Security researchers have discovered a new and massive cyber espionage campaign by copykittens hackers, especially aimed at people working in government organizations, defense, and academics from various countries.
The campaign is conducted by a group of Iran-related threats whose activity, methods of attack and targets have been published in a detailed joint report published by Trend Micro researchers and the Israeli ClearSky Society.
Supported by CopyKittens researchers (aka rocket kittens), the computer espionage group has been active since at least 2013 and has been run by organizations and individuals, including diplomats and researchers in Israel, Saudi Arabia, Turkey, the United States, Jordan, and Germany.
Selected organizations include government institutions such as the Ministry of Foreign Affairs, defense companies, large IT companies, academic institutions, subcontractors of the ministry of defense and municipal authorities, along with UN employees.
The latest report [PDF], called “Tuliped Operation,” details of a spy-hacker campaign by CopyKittens hackers, a wide range of tools and tactics that they have used, infrastructure, command and control, and modus operandi of the group.
As CopyKittens Hackers infects your goals
Media and organizations whose websites have been abused by irrigation holes attacks include the Jerusalem Post, for which the German Federal Office for Computer Security (BSI) also issued a notice, and Maariv news organization of disabled veterans Of IDF.
In addition to water holes, CopyKittens hackers also used other malware delivery modes, including:
1. Links to malicious websites controlled by e-mail hackers.
2. Armed Office Documents Using False Discoveries Recently (CVE-2017-0199).

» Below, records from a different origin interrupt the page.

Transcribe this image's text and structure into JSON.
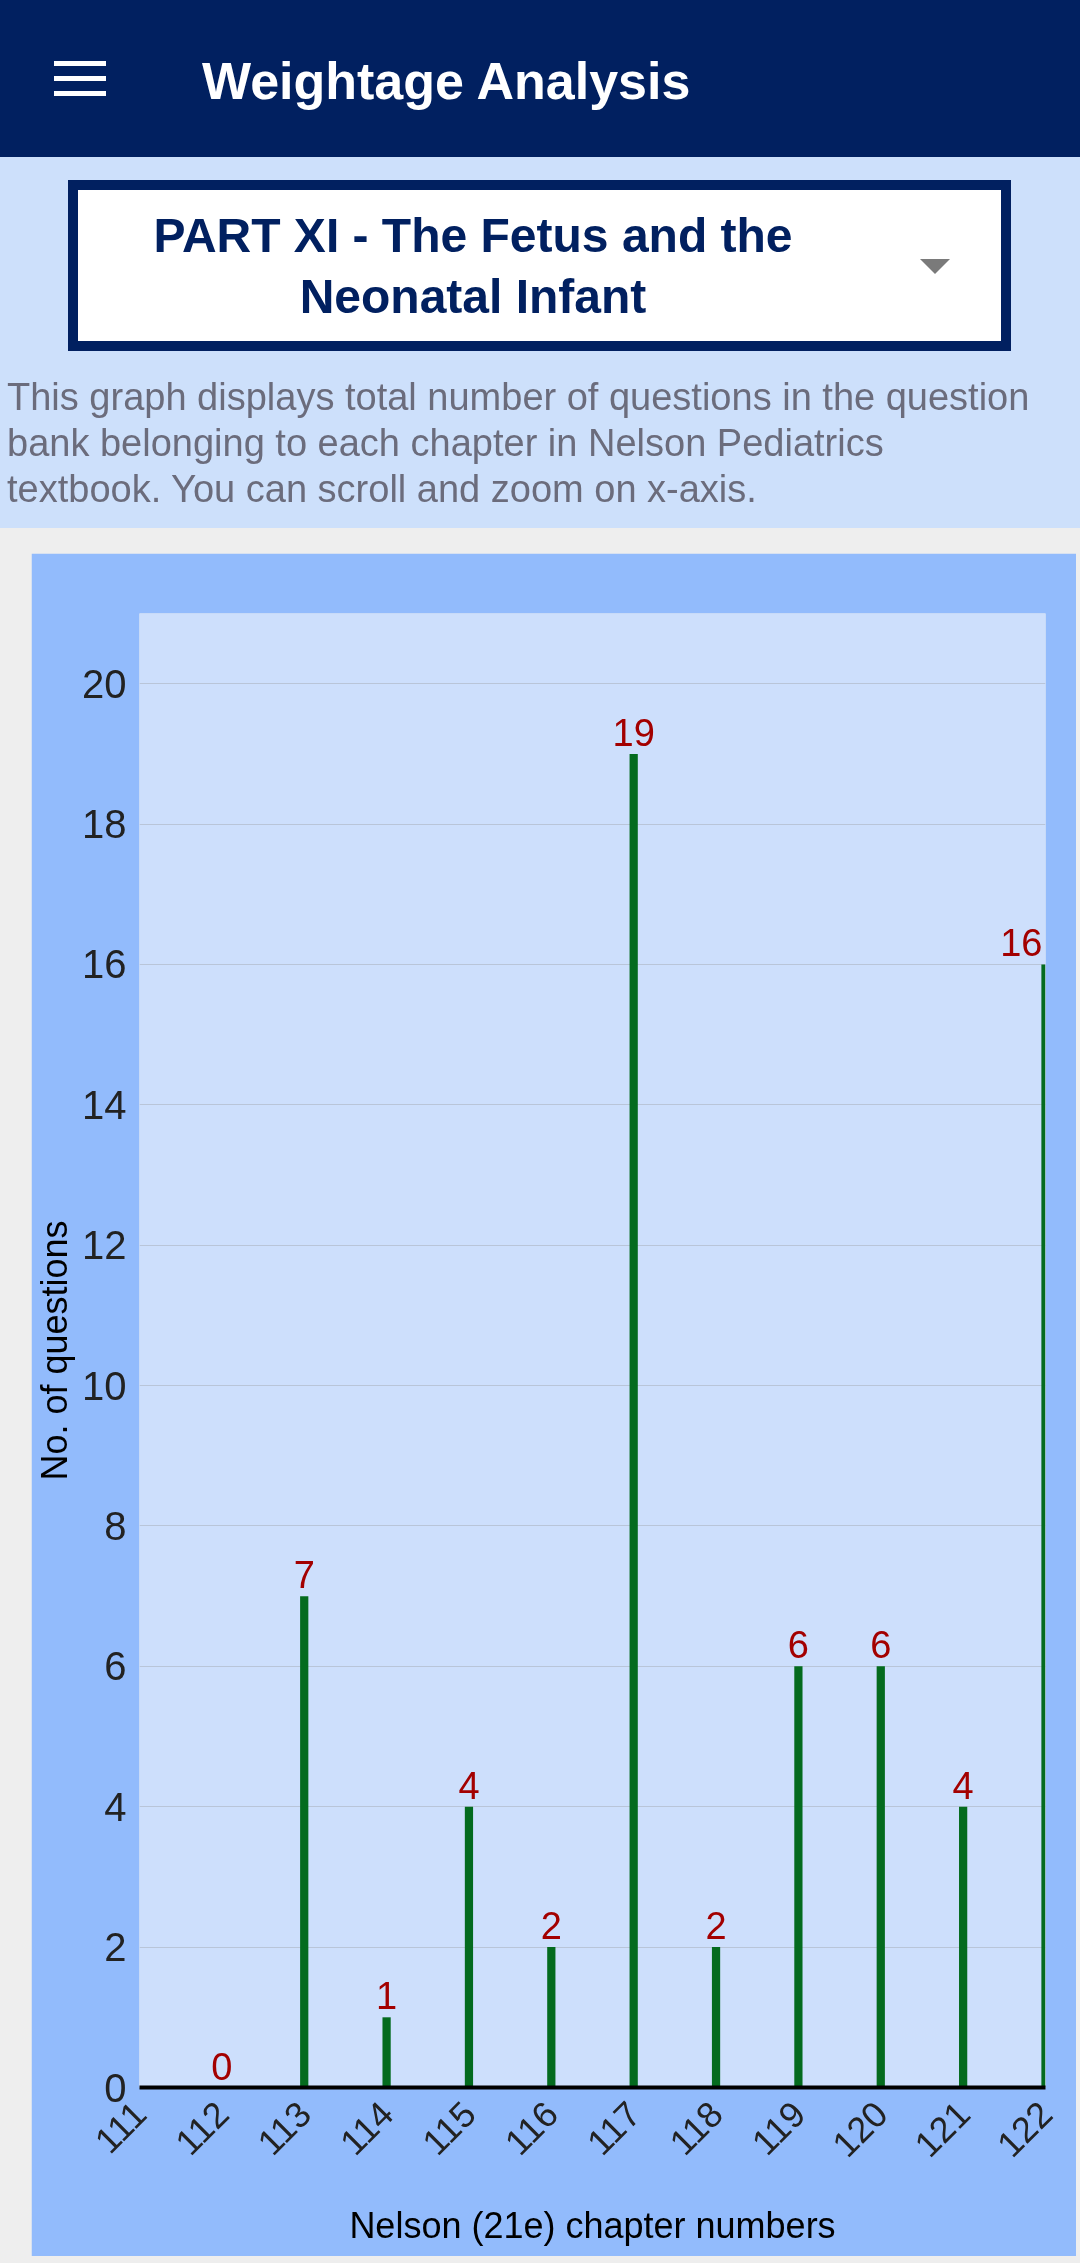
{
  "chart_data": {
    "type": "bar",
    "title": "Weightage Analysis",
    "subtitle": "PART XI - The Fetus and the Neonatal Infant",
    "annotations": [
      "This graph displays total number of questions in the question bank belonging to each chapter in Nelson Pediatrics textbook. You can scroll and zoom on x-axis."
    ],
    "xlabel": "Nelson (21e) chapter numbers",
    "ylabel": "No. of questions",
    "x": [
      112,
      113,
      114,
      115,
      116,
      117,
      118,
      119,
      120,
      121,
      122
    ],
    "values": [
      0,
      7,
      1,
      4,
      2,
      19,
      2,
      6,
      6,
      4,
      16
    ],
    "color": "#046b1e",
    "xlim": [
      111,
      122
    ],
    "xticks": [
      111,
      112,
      113,
      114,
      115,
      116,
      117,
      118,
      119,
      120,
      121,
      122
    ],
    "ylim": [
      0,
      21
    ],
    "yticks": [
      0,
      2,
      4,
      6,
      8,
      10,
      12,
      14,
      16,
      18,
      20
    ],
    "grid": "y",
    "data_labels": true
  }
}
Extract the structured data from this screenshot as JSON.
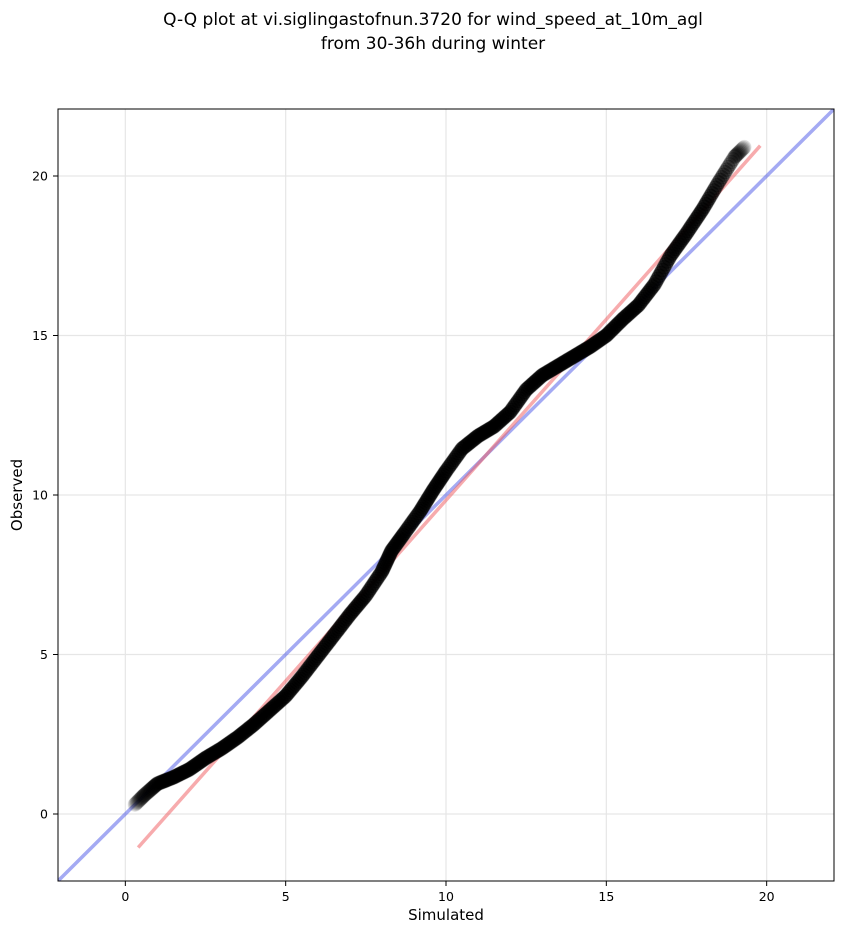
{
  "chart_data": {
    "type": "scatter",
    "title_lines": [
      "Q-Q plot at vi.siglingastofnun.3720 for wind_speed_at_10m_agl",
      "from 30-36h during winter"
    ],
    "xlabel": "Simulated",
    "ylabel": "Observed",
    "xlim": [
      -2.1,
      22.1
    ],
    "ylim": [
      -2.1,
      22.1
    ],
    "xticks": [
      0,
      5,
      10,
      15,
      20
    ],
    "yticks": [
      0,
      5,
      10,
      15,
      20
    ],
    "grid": true,
    "colors": {
      "points": "#000000",
      "identity_line": "#4a55e8",
      "fit_line": "#f0585c",
      "grid": "#e6e6e6"
    },
    "identity_line": {
      "x": [
        -2.1,
        22.1
      ],
      "y": [
        -2.1,
        22.1
      ]
    },
    "fit_line": {
      "x": [
        0.4,
        19.8
      ],
      "y": [
        -1.05,
        20.95
      ]
    },
    "quantile_curve": [
      [
        0.3,
        0.3
      ],
      [
        0.6,
        0.6
      ],
      [
        1.0,
        0.95
      ],
      [
        1.5,
        1.15
      ],
      [
        2.0,
        1.4
      ],
      [
        2.5,
        1.75
      ],
      [
        3.0,
        2.05
      ],
      [
        3.5,
        2.4
      ],
      [
        4.0,
        2.8
      ],
      [
        4.5,
        3.25
      ],
      [
        5.0,
        3.7
      ],
      [
        5.5,
        4.3
      ],
      [
        6.0,
        4.95
      ],
      [
        6.5,
        5.6
      ],
      [
        7.0,
        6.25
      ],
      [
        7.5,
        6.85
      ],
      [
        8.0,
        7.6
      ],
      [
        8.3,
        8.25
      ],
      [
        8.7,
        8.8
      ],
      [
        9.2,
        9.5
      ],
      [
        9.6,
        10.15
      ],
      [
        10.0,
        10.75
      ],
      [
        10.5,
        11.45
      ],
      [
        11.0,
        11.85
      ],
      [
        11.5,
        12.15
      ],
      [
        12.0,
        12.6
      ],
      [
        12.5,
        13.3
      ],
      [
        13.0,
        13.75
      ],
      [
        13.5,
        14.05
      ],
      [
        14.0,
        14.35
      ],
      [
        14.5,
        14.65
      ],
      [
        15.0,
        15.0
      ],
      [
        15.5,
        15.5
      ],
      [
        16.0,
        15.95
      ],
      [
        16.5,
        16.6
      ],
      [
        17.0,
        17.5
      ],
      [
        17.5,
        18.2
      ],
      [
        18.0,
        18.95
      ],
      [
        18.5,
        19.8
      ],
      [
        19.0,
        20.6
      ],
      [
        19.3,
        20.9
      ]
    ]
  }
}
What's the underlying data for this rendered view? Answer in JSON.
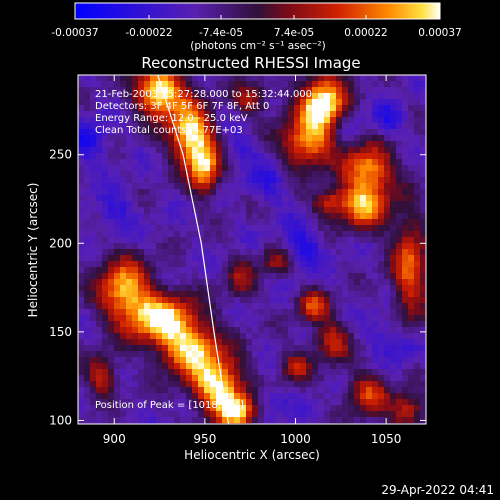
{
  "chart_data": {
    "type": "heatmap",
    "title": "Reconstructed RHESSI Image",
    "xlabel": "Heliocentric X (arcsec)",
    "ylabel": "Heliocentric Y (arcsec)",
    "xlim": [
      880,
      1072
    ],
    "ylim": [
      98,
      295
    ],
    "x_ticks": [
      900,
      950,
      1000,
      1050
    ],
    "y_ticks": [
      100,
      150,
      200,
      250
    ],
    "colorbar": {
      "range": [
        -0.00037,
        0.00037
      ],
      "tick_values": [
        -0.00037,
        -0.00022,
        -7.4e-05,
        7.4e-05,
        0.00022,
        0.00037
      ],
      "tick_labels": [
        "-0.00037",
        "-0.00022",
        "-7.4e-05",
        "7.4e-05",
        "0.00022",
        "0.00037"
      ],
      "unit_label": "(photons cm⁻² s⁻¹ asec⁻²)"
    },
    "annotations": [
      "21-Feb-2003 15:27:28.000 to 15:32:44.000",
      "Detectors: 3F 4F 5F 6F 7F 8F, Att 0",
      "Energy Range: 12.0 - 25.0 keV",
      "Clean     Total counts: 4.77E+03"
    ],
    "peak_label": "Position of Peak = [1018,274]",
    "peak_position": [
      1018,
      274
    ],
    "limb_curve": [
      [
        924,
        295
      ],
      [
        938,
        250
      ],
      [
        948,
        200
      ],
      [
        955,
        150
      ],
      [
        963,
        98
      ]
    ],
    "bright_regions": [
      {
        "x": 925,
        "y": 286,
        "sx": 9,
        "sy": 10,
        "amp": 1.0
      },
      {
        "x": 942,
        "y": 262,
        "sx": 8,
        "sy": 12,
        "amp": 0.95
      },
      {
        "x": 950,
        "y": 242,
        "sx": 6,
        "sy": 10,
        "amp": 0.75
      },
      {
        "x": 905,
        "y": 175,
        "sx": 10,
        "sy": 12,
        "amp": 0.75
      },
      {
        "x": 925,
        "y": 158,
        "sx": 14,
        "sy": 10,
        "amp": 0.85
      },
      {
        "x": 942,
        "y": 140,
        "sx": 12,
        "sy": 10,
        "amp": 0.8
      },
      {
        "x": 957,
        "y": 120,
        "sx": 10,
        "sy": 10,
        "amp": 0.9
      },
      {
        "x": 968,
        "y": 105,
        "sx": 8,
        "sy": 7,
        "amp": 0.8
      },
      {
        "x": 1015,
        "y": 278,
        "sx": 9,
        "sy": 12,
        "amp": 1.0
      },
      {
        "x": 1005,
        "y": 256,
        "sx": 10,
        "sy": 10,
        "amp": 0.65
      },
      {
        "x": 1040,
        "y": 243,
        "sx": 10,
        "sy": 9,
        "amp": 0.7
      },
      {
        "x": 1038,
        "y": 222,
        "sx": 10,
        "sy": 10,
        "amp": 0.75
      },
      {
        "x": 1018,
        "y": 223,
        "sx": 6,
        "sy": 5,
        "amp": 0.5
      },
      {
        "x": 1063,
        "y": 185,
        "sx": 7,
        "sy": 22,
        "amp": 0.6
      },
      {
        "x": 1010,
        "y": 165,
        "sx": 6,
        "sy": 6,
        "amp": 0.55
      },
      {
        "x": 1020,
        "y": 145,
        "sx": 7,
        "sy": 8,
        "amp": 0.5
      },
      {
        "x": 1000,
        "y": 130,
        "sx": 6,
        "sy": 6,
        "amp": 0.45
      },
      {
        "x": 1040,
        "y": 115,
        "sx": 8,
        "sy": 8,
        "amp": 0.55
      },
      {
        "x": 1062,
        "y": 105,
        "sx": 7,
        "sy": 7,
        "amp": 0.5
      },
      {
        "x": 975,
        "y": 282,
        "sx": 7,
        "sy": 6,
        "amp": 0.45
      },
      {
        "x": 990,
        "y": 190,
        "sx": 6,
        "sy": 6,
        "amp": 0.4
      },
      {
        "x": 970,
        "y": 180,
        "sx": 6,
        "sy": 8,
        "amp": 0.35
      },
      {
        "x": 893,
        "y": 125,
        "sx": 6,
        "sy": 8,
        "amp": 0.5
      }
    ],
    "dark_regions": [
      {
        "x": 885,
        "y": 258,
        "sx": 8,
        "sy": 8,
        "amp": 0.8
      },
      {
        "x": 900,
        "y": 218,
        "sx": 8,
        "sy": 8,
        "amp": 0.6
      },
      {
        "x": 985,
        "y": 235,
        "sx": 8,
        "sy": 8,
        "amp": 0.6
      },
      {
        "x": 1003,
        "y": 198,
        "sx": 8,
        "sy": 8,
        "amp": 0.8
      },
      {
        "x": 1028,
        "y": 265,
        "sx": 7,
        "sy": 6,
        "amp": 0.5
      },
      {
        "x": 1052,
        "y": 270,
        "sx": 6,
        "sy": 6,
        "amp": 0.7
      },
      {
        "x": 1050,
        "y": 150,
        "sx": 8,
        "sy": 8,
        "amp": 0.5
      },
      {
        "x": 985,
        "y": 110,
        "sx": 8,
        "sy": 6,
        "amp": 0.55
      },
      {
        "x": 1060,
        "y": 140,
        "sx": 6,
        "sy": 6,
        "amp": 0.55
      },
      {
        "x": 970,
        "y": 255,
        "sx": 6,
        "sy": 6,
        "amp": 0.5
      }
    ]
  },
  "footer": {
    "date": "29-Apr-2022 04:41"
  }
}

3. Navigating web servers that use SQLI vulnerability scanners and tools such as Havij, SQL Map, and Acunetix.
4. False social media entities to build trust with your goals and potentially spread malicious links.
“The group uses a combination of these methods to consistently pursue the same victim, on multiple platforms until a first bridgehead has been established – before turning on the highest value targets on the network,” writes Trend Micro on a blog.\
In order to infect their targets, CopyKittens hackers use its own custom malware tools in conjunction with existing business tools such as the Cobalt Strike Team Red Mimikatz software, Metasploit, Empire after Exploitation agent, Rear door and TDTESS.
Matryoshka, the remote access trojan is a malware developed by the group uses DNS for communication and control (C & C) command and has the capability to steal passwords, capture screens, record keystrokes, collect and load files, and attach attackers to the Meterpreter shell.
“Matryoshka is transmitted through a phishing spear with a document attached to it. The document is a malicious macro that asks the victim to enable or an embedded executable in the victim is asked to open,” says Sky clear on a blog.
The malware initial version analyzed in 2015 and was in the nature of July 2016 until January 2017, although the group also developed and used Matryoshka v.2.
Users who allow two-factor authentication to protect your compromised webmail accounts, which is a treasure trove of information for copykittens hackers, and an “extremely strong bridge start head” to rotate on other targets is recommended.